Sugar Maple Decline

Sugar maple (Acer saccharum Marsh.) decline has been documented throughout parts of the Northeastern United States and Quebec over many recent decades (Allen and others 1992a, Kelley 1988, Mader and Thompson 1969, Wilmot and others 1995). These declines have been characterized using various measures, including crown deterioration, increased leaf chlorosis, and reduced growth. Stress factors such as drought (Payette and others 1996), freezing (Robitaille and others 1995), and insect defoliation (Allen and others 1992b) have been implicated with the decline and mortality of sugar maple. Regardless of stressor, decline has also been associated with deficiencies or imbalances of various elements including N, phosphorous (P), K, Mg, manganese (Mn), or Ca (Bernier and Brazeau 1988, Horsley and others 2000, Mader and Thompson 1969, Ouimet and Fortin 1992, Paré and Bernier 1989, Wilmot and others 1995). Although the specific elements associated with decline can vary among sites, deficiencies in Ca have been highlighted as a potential contributor to sugar maple decline in recent studies throughout the region, (e.g., Ellsworth and Liu 1994, Ouimet and Camiré 1995, Wilmot and others 1996), in part because experimental additions of Ca or lime or both have been shown to reduce decline symptoms (Long and others 1997, Moore and others 2000, Wilmot and others 1995).

Proposed mechanism

Consistent with these observations, Schaberg and others (2001) hypothesized that sugar maple decline may be another example of Ca depletion’s influence on tree stress response systems and health.

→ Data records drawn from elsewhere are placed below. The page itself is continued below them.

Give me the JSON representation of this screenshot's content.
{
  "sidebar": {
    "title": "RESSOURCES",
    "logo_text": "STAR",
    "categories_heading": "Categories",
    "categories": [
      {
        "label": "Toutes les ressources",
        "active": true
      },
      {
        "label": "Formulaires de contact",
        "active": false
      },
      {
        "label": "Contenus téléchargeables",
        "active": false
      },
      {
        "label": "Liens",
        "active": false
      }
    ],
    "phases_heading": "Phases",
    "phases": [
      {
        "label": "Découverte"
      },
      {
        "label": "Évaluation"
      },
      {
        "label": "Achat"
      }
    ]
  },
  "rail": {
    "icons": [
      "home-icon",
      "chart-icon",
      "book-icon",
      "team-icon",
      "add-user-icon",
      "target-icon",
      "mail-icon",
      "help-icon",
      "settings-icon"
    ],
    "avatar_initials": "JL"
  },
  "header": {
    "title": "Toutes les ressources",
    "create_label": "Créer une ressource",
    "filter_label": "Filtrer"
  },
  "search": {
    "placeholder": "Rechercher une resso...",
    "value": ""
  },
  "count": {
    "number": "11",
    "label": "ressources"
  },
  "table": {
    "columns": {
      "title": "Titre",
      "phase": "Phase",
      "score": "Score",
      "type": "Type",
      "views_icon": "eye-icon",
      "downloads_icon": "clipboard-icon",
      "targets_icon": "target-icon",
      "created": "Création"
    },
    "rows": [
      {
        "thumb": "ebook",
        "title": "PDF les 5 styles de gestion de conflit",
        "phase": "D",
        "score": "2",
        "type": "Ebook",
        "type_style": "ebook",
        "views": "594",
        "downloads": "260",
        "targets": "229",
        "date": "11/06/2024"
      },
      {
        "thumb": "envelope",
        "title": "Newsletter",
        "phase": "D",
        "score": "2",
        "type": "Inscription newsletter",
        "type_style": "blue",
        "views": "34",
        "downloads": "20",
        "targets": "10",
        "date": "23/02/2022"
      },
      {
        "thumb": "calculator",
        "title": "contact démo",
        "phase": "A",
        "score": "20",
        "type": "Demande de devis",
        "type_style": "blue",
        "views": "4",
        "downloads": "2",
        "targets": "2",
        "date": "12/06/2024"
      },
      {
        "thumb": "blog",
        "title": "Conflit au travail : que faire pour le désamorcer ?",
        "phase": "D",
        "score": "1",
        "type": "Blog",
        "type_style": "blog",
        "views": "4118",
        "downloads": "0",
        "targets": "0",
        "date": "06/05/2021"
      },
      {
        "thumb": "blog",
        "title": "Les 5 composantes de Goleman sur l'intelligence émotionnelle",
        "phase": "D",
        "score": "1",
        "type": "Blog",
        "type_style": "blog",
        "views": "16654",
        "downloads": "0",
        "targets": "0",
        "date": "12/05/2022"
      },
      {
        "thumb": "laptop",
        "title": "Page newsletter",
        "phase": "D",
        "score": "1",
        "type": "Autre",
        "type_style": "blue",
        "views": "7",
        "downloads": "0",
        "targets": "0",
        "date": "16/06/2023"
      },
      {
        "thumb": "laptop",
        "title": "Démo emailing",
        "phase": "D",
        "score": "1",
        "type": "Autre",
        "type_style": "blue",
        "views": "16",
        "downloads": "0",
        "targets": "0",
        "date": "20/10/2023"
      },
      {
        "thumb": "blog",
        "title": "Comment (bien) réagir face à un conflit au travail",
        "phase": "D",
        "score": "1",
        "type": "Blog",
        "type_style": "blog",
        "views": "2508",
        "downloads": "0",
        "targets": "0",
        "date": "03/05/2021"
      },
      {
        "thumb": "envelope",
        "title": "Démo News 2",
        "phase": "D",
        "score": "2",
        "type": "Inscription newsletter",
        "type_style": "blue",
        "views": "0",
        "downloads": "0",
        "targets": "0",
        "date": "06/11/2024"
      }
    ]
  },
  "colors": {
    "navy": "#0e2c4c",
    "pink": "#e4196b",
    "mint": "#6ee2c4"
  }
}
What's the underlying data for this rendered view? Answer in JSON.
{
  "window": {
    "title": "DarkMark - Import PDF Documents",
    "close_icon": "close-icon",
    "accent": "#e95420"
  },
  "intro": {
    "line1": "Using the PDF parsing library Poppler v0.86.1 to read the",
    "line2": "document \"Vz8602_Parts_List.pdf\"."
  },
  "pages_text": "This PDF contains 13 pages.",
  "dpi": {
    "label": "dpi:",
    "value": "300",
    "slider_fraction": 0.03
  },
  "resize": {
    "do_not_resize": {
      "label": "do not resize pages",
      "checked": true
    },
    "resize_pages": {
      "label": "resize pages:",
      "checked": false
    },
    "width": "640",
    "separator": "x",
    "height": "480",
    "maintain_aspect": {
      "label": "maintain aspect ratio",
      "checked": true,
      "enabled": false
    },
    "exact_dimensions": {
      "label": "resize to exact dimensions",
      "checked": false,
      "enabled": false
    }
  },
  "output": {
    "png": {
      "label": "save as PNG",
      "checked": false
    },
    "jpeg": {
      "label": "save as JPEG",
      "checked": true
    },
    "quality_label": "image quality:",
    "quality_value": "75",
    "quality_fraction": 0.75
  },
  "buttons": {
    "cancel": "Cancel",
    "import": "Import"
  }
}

Variations in maple decline symptoms (crown condition and basal area growth) coinciding with differences in soil Ca status across a range of sites are consistent with this hypothesis (Schaberg and others 2006). However, as with red spruce, controlled additions of Ca at the Hubbard Brook Experimental Forest have provided a more specific test of the influence of Ca depletion on sugar maple health. For example, Juice and others (2006) compared the nutrition, reproductive success, and physiology of sugar maple seedlings on the reference and Ca-addition watersheds there. They found that seedlings on the Ca-treated watershed had higher root and foliar Ca concentrations, experienced greater survivorship, existed in greater densities, and had higher foliar chlorophyll concentrations than seedlings on the reference watershed (Juice and others 2006). Mycorrhizal colonization of seedlings was also greater in the treated than the reference watersheds (Juice and others 2006). In another study, Huggett and others (in press) surveyed and wounded forest-grown sugar maple trees in a replicated Ca manipulation study at Hubbard Brook. Similar to past studies, they found that Ca addition increased foliar Ca levels and resulted in improved crown vigor, reduced branch dieback, and greater basal area growth among trees (Huggett and others, in press). However, new were findings that Ca addition particularly improved the growth release of trees following a severe ice storm and significantly increased stem wound closure— a capacity particularly important to a species that is regularly wounded as part of maple sugar production (Huggett and others, in press). These new findings are particularly noteworthy because they more specifically test the influence of Ca nutrition on the ability of sugar maple trees to respond to environmental change (release from competition) and stress (wounding).